Les chapitres 9 et 10 traitent de l’impact des deux conflits mondiaux sur l’évolution de la ville, des tensions socioethniques qu’elles engendrent ainsi que des crises économiques houleuses qui secouent les entreprises et les travailleurs de Montréal dans les années 1920 et 1930. Malgré une certaine amélioration des conditions de vie au cours de la décennie, la Crise de 1929 plonge Montréal dans un gouffre dont elle ne sortira que grâce à la Deuxième Guerre mondiale. L’administration municipale se révèle incapable de relever les défis socioéconomiques du moment. La nature de sa représentation politique sera largement modifiée après une série de mises en tutelle par le gouvernement provincial. L’auteur synthétise d’ailleurs fort habilement les multiples réformes, fusions et affrontements politiques de cette période.

Linteau dépeint avec la même compétence et efficacité la période de prospérité de l’après-guerre ainsi que le bouillonnement culturel, politique et économique qui apparaît à Montréal, et dans le Québec tout entier, durant cette période. Le lecteur trouve donc dans cet ouvrage une synthèse fort utile des principaux événements et phénomènes qui ont affecté la région montréalaise, de l’avènement de l’ère Drapeau et la montée de la ferveur nationaliste chez les Québécois francophones jusqu’aux réorganisations économiques, politiques et démographiques des dernières années.

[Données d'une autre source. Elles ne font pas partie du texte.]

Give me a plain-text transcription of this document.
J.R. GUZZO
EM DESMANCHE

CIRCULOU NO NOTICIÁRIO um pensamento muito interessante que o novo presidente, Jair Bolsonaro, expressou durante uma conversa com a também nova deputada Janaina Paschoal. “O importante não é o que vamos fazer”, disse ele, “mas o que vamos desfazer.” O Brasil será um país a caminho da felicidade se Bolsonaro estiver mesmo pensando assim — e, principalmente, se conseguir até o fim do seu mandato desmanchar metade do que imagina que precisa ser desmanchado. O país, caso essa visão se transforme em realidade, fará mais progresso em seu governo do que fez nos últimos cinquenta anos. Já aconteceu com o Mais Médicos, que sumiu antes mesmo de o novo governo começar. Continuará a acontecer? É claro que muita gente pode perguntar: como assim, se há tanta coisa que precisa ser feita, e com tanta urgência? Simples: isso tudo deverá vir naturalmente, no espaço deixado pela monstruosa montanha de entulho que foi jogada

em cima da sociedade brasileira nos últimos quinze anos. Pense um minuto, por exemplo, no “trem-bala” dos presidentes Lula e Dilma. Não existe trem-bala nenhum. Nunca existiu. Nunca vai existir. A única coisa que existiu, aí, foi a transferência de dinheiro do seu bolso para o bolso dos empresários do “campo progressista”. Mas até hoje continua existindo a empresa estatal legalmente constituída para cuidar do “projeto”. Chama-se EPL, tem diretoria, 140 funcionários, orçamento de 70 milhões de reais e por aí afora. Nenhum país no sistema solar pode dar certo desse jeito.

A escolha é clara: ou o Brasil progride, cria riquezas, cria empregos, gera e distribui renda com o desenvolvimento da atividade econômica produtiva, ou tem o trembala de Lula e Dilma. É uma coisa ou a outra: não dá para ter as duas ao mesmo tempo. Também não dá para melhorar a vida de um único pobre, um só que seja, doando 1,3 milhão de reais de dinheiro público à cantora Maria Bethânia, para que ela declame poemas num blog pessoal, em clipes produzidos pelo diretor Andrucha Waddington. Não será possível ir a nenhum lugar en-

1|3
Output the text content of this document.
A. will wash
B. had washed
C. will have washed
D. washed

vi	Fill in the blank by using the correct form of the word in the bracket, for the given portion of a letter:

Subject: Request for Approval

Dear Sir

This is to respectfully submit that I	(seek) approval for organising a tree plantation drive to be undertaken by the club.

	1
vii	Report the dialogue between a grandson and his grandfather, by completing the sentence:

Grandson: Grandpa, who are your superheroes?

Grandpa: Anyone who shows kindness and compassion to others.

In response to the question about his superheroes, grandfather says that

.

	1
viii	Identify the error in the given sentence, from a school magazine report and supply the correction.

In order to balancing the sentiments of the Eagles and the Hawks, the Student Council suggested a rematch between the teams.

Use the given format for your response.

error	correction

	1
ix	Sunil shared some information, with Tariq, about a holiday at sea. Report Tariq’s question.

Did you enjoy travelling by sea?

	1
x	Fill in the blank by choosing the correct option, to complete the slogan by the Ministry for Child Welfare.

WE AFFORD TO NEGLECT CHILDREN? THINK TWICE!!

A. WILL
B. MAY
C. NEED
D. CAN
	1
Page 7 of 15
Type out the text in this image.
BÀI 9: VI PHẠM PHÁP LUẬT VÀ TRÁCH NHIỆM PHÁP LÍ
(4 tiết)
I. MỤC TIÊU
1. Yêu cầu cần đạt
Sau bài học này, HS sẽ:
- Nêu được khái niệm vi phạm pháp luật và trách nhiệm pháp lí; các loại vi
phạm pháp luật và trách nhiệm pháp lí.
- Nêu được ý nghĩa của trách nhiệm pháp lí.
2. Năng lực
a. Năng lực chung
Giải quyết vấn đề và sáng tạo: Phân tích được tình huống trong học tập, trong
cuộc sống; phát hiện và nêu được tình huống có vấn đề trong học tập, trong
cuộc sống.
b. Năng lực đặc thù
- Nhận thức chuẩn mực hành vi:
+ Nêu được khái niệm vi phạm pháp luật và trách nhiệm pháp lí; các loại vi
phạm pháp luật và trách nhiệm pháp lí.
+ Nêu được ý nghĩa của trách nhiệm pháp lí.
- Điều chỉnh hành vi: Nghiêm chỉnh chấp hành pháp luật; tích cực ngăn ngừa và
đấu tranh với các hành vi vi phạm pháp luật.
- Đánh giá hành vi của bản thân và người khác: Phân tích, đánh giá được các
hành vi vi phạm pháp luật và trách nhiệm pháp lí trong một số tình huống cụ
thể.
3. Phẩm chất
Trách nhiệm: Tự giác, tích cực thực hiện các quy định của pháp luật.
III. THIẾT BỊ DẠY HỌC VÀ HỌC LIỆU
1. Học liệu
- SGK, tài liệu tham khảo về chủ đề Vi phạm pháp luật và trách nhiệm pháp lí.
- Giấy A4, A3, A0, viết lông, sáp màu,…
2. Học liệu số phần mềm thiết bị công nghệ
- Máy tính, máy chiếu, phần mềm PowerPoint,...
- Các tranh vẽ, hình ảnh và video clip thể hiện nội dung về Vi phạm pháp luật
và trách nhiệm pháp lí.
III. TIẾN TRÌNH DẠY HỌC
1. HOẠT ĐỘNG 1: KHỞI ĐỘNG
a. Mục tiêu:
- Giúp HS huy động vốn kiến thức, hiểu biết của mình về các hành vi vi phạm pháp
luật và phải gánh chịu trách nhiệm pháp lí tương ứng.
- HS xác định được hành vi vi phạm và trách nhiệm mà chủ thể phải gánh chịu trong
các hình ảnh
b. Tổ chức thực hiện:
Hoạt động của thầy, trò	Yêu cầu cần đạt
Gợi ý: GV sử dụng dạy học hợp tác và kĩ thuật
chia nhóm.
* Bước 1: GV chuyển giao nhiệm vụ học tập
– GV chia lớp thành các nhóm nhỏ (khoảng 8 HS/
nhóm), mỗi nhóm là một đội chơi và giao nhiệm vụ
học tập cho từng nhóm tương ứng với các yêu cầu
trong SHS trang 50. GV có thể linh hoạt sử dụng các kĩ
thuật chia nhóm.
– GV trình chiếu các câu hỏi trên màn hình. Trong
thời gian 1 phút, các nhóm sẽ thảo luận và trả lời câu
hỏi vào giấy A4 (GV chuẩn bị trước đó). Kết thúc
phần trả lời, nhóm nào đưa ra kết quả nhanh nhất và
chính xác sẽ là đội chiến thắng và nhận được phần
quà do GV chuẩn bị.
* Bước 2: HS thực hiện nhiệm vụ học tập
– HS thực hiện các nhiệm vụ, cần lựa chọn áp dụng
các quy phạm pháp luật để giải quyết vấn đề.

Évidemment, comme pour toute synthèse de la sorte, certaines des interprétations présentées dans cet ouvrage pourraient être débattues. Ainsi, plusieurs historiens considèrent aujourd’hui que « l’affaire du Long Sault » fut plus un affrontement où Mohawks et Onondagas tentèrent de capturer Annaotaha et ses guerriers hurons plutôt qu’une « expédition d’envergure contre la Nouvelle-France » contrecarrée par une troupe menée par Dollard Des Ormeaux (p. 28). Par ailleurs, il est étonnant que dans sa section consacrée au renouveau culturel des années 1960, Linteau ne cite que l’apport d’intellectuels et d’artistes francophones, négligeant de mentionner la contribution anglo-montréalaise d’auteurs et compositeurs tels que Mordecai Richler et Leonard Cohen, pour n’en nommer que deux. Il faut toutefois insister sur le fait que le tour de force de synthétiser l’histoire de la région montréalaise en 181 pages excuse largement les quelques omissions de Linteau qui sont d’ailleurs une question d’opinions. À ce sujet, l’auteur suggère à la fin de l’ouvrage une série de lectures fort pertinentes qui permettent de poursuivre la réflexion. Cette brève introduction se révèle donc une ressource essentielle pour toute personne s’intéressant à l’histoire de Montréal mais également du Québec et de l’Amérique du Nord. Abordant à la fois les thèmes politiques, économiques, sociaux, géographiques et urbanistiques, cette synthèse permet au grand public de comprendre avec aisance l’évolution de la région montréalaise. De fait, les historiens du Québec trouveront eux aussi profit à sa lecture puisqu’elle fournit des renseignements précis et variés qu’ils pourraient ignorer, le recenseur peut lui-même en témoigner.